Alors que des violences visent de plus en plus des élus locaux – notamment des maires – dans l'exercice de leurs fonctions, la loi renforçant leur sécurité et leur protection, publiée le 22 mars, était très attendue. Aggravation des peines encourues par les auteurs de ces violences, attribution automatique de la protection fonctionnelle à certains élus ou ancien élus, extension de cette protection aux candidats à un mandat… d'évidentes avancées figurent dans ce texte décortiqué par Localtis. Mais "des points de vigilance n’ont pas nécessairement été anticipés par le législateur", analyse l'observatoire Smacl des risques de la vie territoriale et associative, qui a récemment décrypté la loi.

Titre Ier : CONSOLIDER L'ARSENAL RÉPRESSIF POUR MIEUX PROTÉGER LES ÉLUS EN CAS DE VIOLENCES COMMISES À LEUR ENCONTRE

  • Alourdissement des peines encourues par les auteurs de faits de violences commises envers des élus ou anciens élus - dans la limite de six années après la fin du mandat (article 1). Les peines sont ainsi alignées sur celles prévues en cas de violences contre les forces de sécurité (jusqu'à 7 ans d'emprisonnement et 100.000 euros d'amende). 

"La fermeté affichée par le législateur ne se traduira [toutefois] pas nécessairement dans les faits", estime l'observatoire Smacl des risques de la vie territoriale et associative. En effet, les magistrats ne prononceront peut-être pas les peines les plus lourdes, et, de surcroît se posera la question de l’exécution des peines prononcées, fait-il remarquer dans un article publié sur son site. À noter aussi : ces nouvelles peines ne pourront être décidées que pour les faits commis postérieurement à l’entrée en vigueur de la loi.

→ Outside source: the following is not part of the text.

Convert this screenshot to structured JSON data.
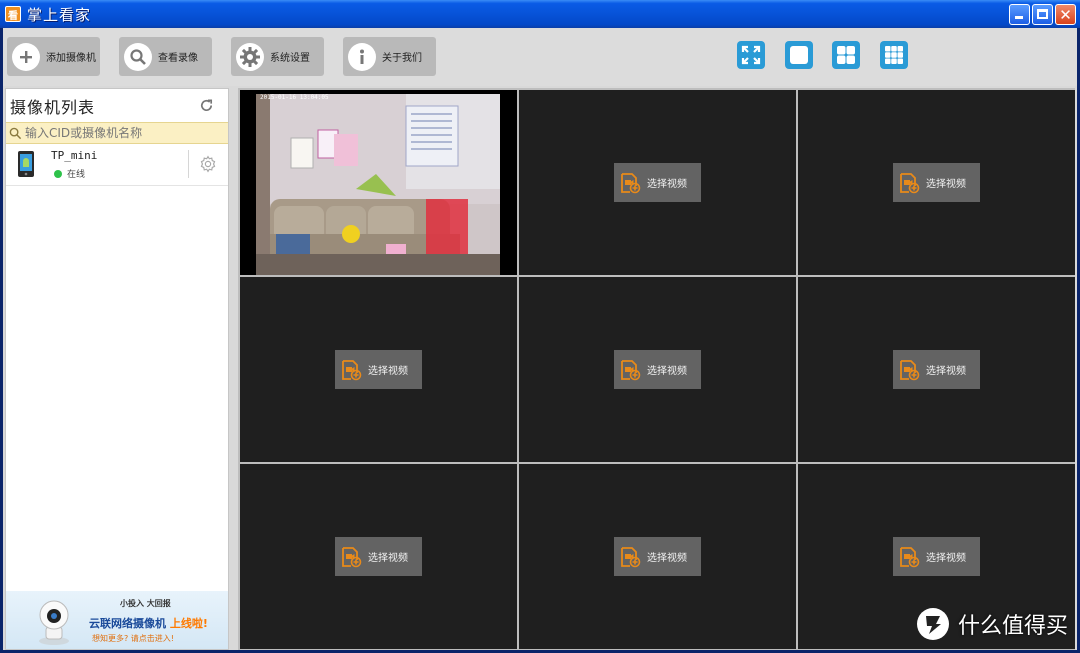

  • Création (à l'article 2) d'une circonstance aggravante en cas de "destruction, dégradation ou détérioration d’un bien" appartenant ou utilisé par une personne chargée d’une mission de service public (peines pouvant être portées à 20 ans de réclusion criminelle et à 150.000 euros d’amende).
     
  • Possibilité accordée au juge de prononcer une peine de travail d’intérêt général dans les cas d’injure publique, d'outrage ou diffamation publique à l’encontre des élus locaux (article 3). 

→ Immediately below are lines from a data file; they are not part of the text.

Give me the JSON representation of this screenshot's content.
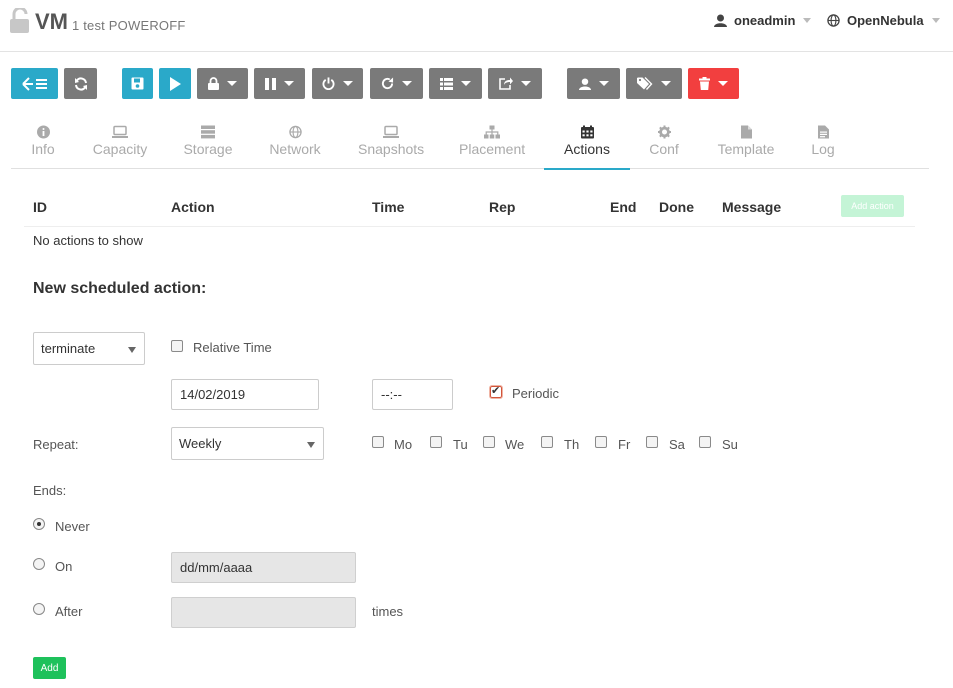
{
  "header": {
    "title": "VM",
    "subtitle": "1 test POWEROFF",
    "user": "oneadmin",
    "zone": "OpenNebula"
  },
  "toolbar": {
    "icons": [
      "back-list-icon",
      "refresh-icon",
      "save-icon",
      "play-icon",
      "lock-icon",
      "pause-icon",
      "power-icon",
      "reboot-icon",
      "list-icon",
      "export-icon",
      "user-icon",
      "tag-icon",
      "trash-icon"
    ]
  },
  "tabs": [
    {
      "label": "Info",
      "icon": "info-icon"
    },
    {
      "label": "Capacity",
      "icon": "laptop-icon"
    },
    {
      "label": "Storage",
      "icon": "storage-icon"
    },
    {
      "label": "Network",
      "icon": "globe-icon"
    },
    {
      "label": "Snapshots",
      "icon": "laptop-icon"
    },
    {
      "label": "Placement",
      "icon": "sitemap-icon"
    },
    {
      "label": "Actions",
      "icon": "calendar-icon",
      "active": true
    },
    {
      "label": "Conf",
      "icon": "gear-icon"
    },
    {
      "label": "Template",
      "icon": "file-icon"
    },
    {
      "label": "Log",
      "icon": "file-text-icon"
    }
  ],
  "table": {
    "columns": [
      "ID",
      "Action",
      "Time",
      "Rep",
      "End",
      "Done",
      "Message"
    ],
    "add_action_label": "Add action",
    "empty_text": "No actions to show"
  },
  "form": {
    "title": "New scheduled action:",
    "action_select": "terminate",
    "relative_time_label": "Relative Time",
    "date_value": "14/02/2019",
    "time_value": "--:--",
    "periodic_label": "Periodic",
    "repeat_label": "Repeat:",
    "repeat_value": "Weekly",
    "days": [
      "Mo",
      "Tu",
      "We",
      "Th",
      "Fr",
      "Sa",
      "Su"
    ],
    "ends_label": "Ends:",
    "never_label": "Never",
    "on_label": "On",
    "on_placeholder": "dd/mm/aaaa",
    "after_label": "After",
    "times_label": "times",
    "add_label": "Add"
  },
  "colors": {
    "accent": "#2aa9c9",
    "gray_button": "#7a7a7a",
    "danger": "#f23f3f",
    "success": "#1ec15b"
  }
}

"Le contentieux de la diffamation et de l’injure oppose souvent des élus entre eux", indique l'observatoire Smacl. "On ne peut donc exclure qu’un maire, par exemple, soit condamné à un travail d’intérêt général pour une diffamation ou une injure visant un élu d’opposition. Et réciproquement", poursuit-il.

  • En outre, création d'une circonstance aggravante (jusqu'à 3 ans d'emprisonnement et 45.000 euros d'amende dans certaines circonstances,) lorsque la victime de harcèlement est titulaire d’un mandat électif. 

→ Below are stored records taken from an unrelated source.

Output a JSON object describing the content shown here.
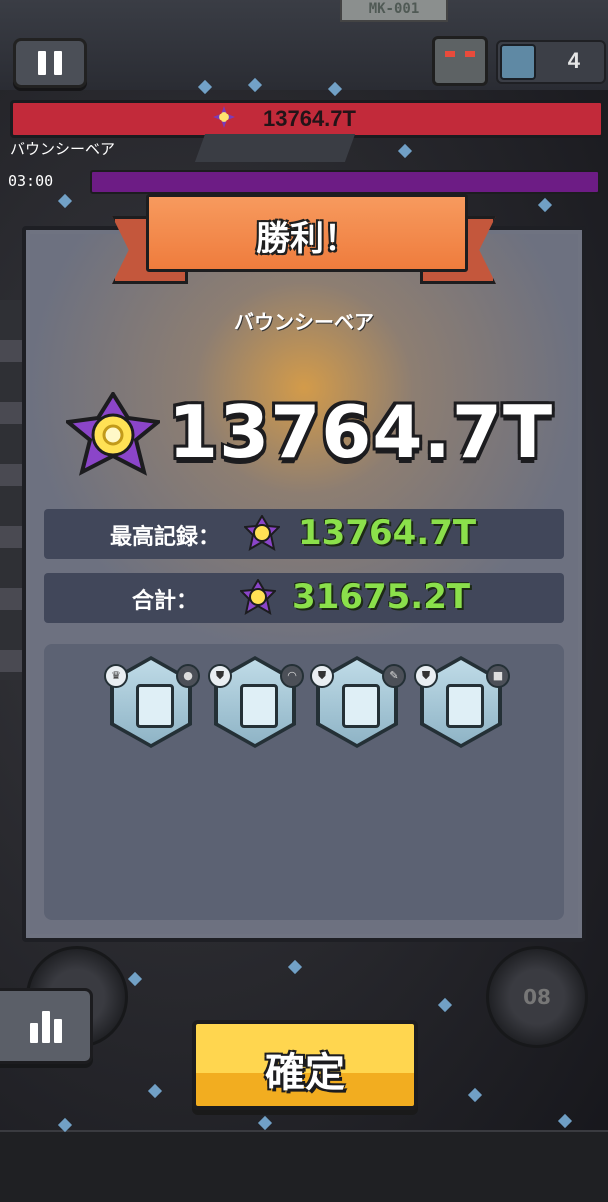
{
  "hud": {
    "sign_text": "MK-001",
    "wave_count": "4",
    "boss_hp": "13764.7T",
    "boss_name": "バウンシーベア",
    "timer": "03:00"
  },
  "result": {
    "title": "勝利！",
    "enemy_name": "バウンシーベア",
    "score": "13764.7T",
    "best_label": "最高記録：",
    "best_value": "13764.7T",
    "total_label": "合計：",
    "total_value": "31675.2T"
  },
  "rewards": [
    {
      "icon": "armor-icon",
      "tier_icon": "crown-icon",
      "type_icon": "bomb-icon"
    },
    {
      "icon": "camera-icon",
      "tier_icon": "shield-icon",
      "type_icon": "arc-icon"
    },
    {
      "icon": "crystal-icon",
      "tier_icon": "shield-icon",
      "type_icon": "feather-icon"
    },
    {
      "icon": "boots-icon",
      "tier_icon": "shield-icon",
      "type_icon": "block-icon"
    }
  ],
  "controls": {
    "confirm_label": "確定",
    "stats_button_icon": "bar-chart-icon",
    "skill_slot_label": "08"
  },
  "colors": {
    "hp_bar": "#c22a3a",
    "timer_bar": "#6d1c85",
    "ribbon": "#ef7c3d",
    "score_green": "#8be04b",
    "confirm": "#ffd64f"
  }
}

La mesure s'applique notamment au harcèlement en ligne, une situation qui est devenue plus fréquente ces dernières années et face à laquelle les élus se sentent "assez impuissants". "C'était un point assez attendu par les élus", selon Annick Pillevesse, responsable du service juridique de l'Association des maires de France, qui participait le 3 avril à un webinaire de l'observatoire Smacl destiné notamment à décrypter la nouvelle loi. →

  • Inscrite dans le code pénal, la circonstance aggravante (jusqu'à cinq ans d’emprisonnement et 75.000 euros d'amende) qui existait pour les atteintes à la vie privée et familiale visant les élus, est étendue aux atteintes de ce type portées à l'encontre des candidats à un mandat électif public, pendant la durée de la campagne électorale (article 4). Par ailleurs, cette circonstance aggravante est élargie aux faits portant atteinte à la vie privée des membres de la famille des élus.
     

Titre II : AMÉLIORER LA PRISE EN CHARGE DES ÉLUS VICTIMES DE VIOLENCES, D'AGRESSIONS OU D'INJURES DANS LE CADRE DE LEUR MANDAT OU D'UNE CAMPAGNE ÉLECTORALE

  • Octroi d'un caractère automatique à la protection fonctionnelle demandée par les exécutifs locaux, les élus ayant reçu délégation, de même que par les élus ayant occupé ces fonctions précédemment (article 5). Les mesures de protection et d’assistance mises en œuvre par la collectivité sont attribuées lorsque le bénéficiaire a été victime de violences, de menaces ou d'outrages, dans le cadre de ses fonctions, ou anciennes fonctions. Ainsi, l'organe délibérant ne délibère plus préalablement à l'octroi de la protection fonctionnelle. Toutefois, il peut retirer ou abroger la décision de protection accordée à l'élu par une délibération motivée prise dans un délai de quatre mois à compter de la date à laquelle l'élu bénéficie de la protection de la collectivité.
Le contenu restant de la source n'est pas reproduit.